Even if I never went in the take-overbloes-to-the-last-consequence approach, I still tought that without a proper gapped harp there are very difficult to get.
Even if I custom my harps I still can get them with so much ease as I would love.
On the other hand, Half valving seems for me, at this moment, the way to go. You can bend them from a natural note (wich make them great for blues) and I guess with good practice you can sustain them like another bent note. Setting them takes less time than doing a full custom to a harp (gapping, embossing etc...) And the buzzing problem so far doesn't seem to terrible.
Of course, nothing is perfect, they have a distinct sound, but to my ears it's more similar to regular bends than overblows. (I'm completely subjetive in my appreciation of course)
I recorded minutes ago a test with my half valded harp. It was a second take. Please excuse the lyrics of the butterfield song, I really don't know them, it was just for testing
This is a like a way for me of saying thank you guys for lending me a hand and taking your time for answering me.
PS: I'll keep looking for Ultrasuede as it seems far superior. Thanks for the hints Mlfree. I'll tell you if I find it.
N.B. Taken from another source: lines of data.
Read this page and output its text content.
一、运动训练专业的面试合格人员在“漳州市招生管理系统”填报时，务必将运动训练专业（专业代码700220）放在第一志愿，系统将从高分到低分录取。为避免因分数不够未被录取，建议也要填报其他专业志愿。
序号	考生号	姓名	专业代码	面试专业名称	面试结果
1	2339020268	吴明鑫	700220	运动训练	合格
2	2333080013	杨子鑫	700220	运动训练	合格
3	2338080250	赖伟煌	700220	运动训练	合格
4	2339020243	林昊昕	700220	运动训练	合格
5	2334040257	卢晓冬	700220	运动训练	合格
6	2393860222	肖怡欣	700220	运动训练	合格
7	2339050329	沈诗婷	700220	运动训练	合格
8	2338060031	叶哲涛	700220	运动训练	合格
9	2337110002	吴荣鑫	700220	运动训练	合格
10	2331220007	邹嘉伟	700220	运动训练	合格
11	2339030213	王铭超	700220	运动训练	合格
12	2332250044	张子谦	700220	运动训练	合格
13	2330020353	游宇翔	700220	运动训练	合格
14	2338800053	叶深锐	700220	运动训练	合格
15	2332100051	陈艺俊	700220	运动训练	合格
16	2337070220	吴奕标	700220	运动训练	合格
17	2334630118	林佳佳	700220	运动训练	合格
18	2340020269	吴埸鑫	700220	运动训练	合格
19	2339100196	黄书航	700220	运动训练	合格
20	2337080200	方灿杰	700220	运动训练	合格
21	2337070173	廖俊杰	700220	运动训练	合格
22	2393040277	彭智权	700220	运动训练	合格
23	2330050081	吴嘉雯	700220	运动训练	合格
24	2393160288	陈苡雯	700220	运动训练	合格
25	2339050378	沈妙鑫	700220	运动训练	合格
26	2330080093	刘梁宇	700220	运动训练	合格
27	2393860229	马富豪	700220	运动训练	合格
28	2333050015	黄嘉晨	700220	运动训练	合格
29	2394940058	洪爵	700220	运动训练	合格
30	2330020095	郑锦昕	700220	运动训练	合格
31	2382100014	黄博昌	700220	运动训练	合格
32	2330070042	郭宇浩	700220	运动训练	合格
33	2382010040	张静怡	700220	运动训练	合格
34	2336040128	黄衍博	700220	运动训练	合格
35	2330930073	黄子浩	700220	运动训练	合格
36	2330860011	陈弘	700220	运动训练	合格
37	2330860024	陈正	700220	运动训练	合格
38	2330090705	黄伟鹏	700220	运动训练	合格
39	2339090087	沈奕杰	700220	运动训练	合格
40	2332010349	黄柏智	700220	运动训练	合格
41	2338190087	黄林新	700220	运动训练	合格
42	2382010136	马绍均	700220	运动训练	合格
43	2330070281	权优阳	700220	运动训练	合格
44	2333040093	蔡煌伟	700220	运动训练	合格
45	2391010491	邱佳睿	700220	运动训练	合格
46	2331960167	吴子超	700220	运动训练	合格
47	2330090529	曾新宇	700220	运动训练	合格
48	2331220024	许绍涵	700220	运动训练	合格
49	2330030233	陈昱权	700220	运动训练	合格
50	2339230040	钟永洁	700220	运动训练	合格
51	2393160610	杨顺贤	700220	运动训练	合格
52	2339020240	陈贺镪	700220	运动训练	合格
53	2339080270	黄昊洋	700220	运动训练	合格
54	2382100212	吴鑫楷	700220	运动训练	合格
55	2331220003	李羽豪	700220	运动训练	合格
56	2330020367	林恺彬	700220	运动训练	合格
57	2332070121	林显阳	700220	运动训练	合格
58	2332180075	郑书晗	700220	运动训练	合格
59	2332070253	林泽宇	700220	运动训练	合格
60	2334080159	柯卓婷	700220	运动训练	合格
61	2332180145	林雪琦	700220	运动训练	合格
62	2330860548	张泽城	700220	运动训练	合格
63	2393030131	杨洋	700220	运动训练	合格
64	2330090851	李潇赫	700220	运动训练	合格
---------- With some latin flavour for you, chico!! :P
Last Edited by on Nov 29, 2010 5:52 PM
I got the valves today--I'm too busy for the next few days to get them installed and get to trying them out--but I've got a brand new MB Ab earmarked for it.
The material is pretty much the same as the ultrasuede I got at the craft store--except it's about half as thick. It would be easy enough to make these little suckers if I could find the right material. But I'm glad I bought them--just to see what the factory idea of them is.
They are also a lot narrower than I had cut mine--and the thicker material just couldn't move around enough to move right. It will be fun to try them out. They come very nicely packaged in a 20-compartment plastic bag--so you can just start at the draw end and move through them--the blow ones are on the top of the package. Doesn't look like rocket science at all--unlike embossing and reed profiling. . . ----------
A couple more notes re: ultrasuede valves. Use an inexpensive rotary cutter to cut them, also available at a fabric store. You can get a small green mat to cut them on to protect your tabletop. Scissors will make them curl. If you know a seamstress, ask her to cut a few strips for you with her rotary cutter (no seamstress worth her salt would loan her cutting tools). Then you can cut the longer strips to length as needed. A few long strips will last a lifetime.
Ultrsuede does indeed come in many thicknesses. The thickness I use is ~1.0mm (uncompressed), the thickness that matched up with that which PT used when he showed me how to make ultrasuede valves.
There are also different manufacturers that make ultrasuede. They have differnent "naps" to the surface as well as different thicknesses. The one I use is of "medium" nap (not too "hairy"). Color is unimportant.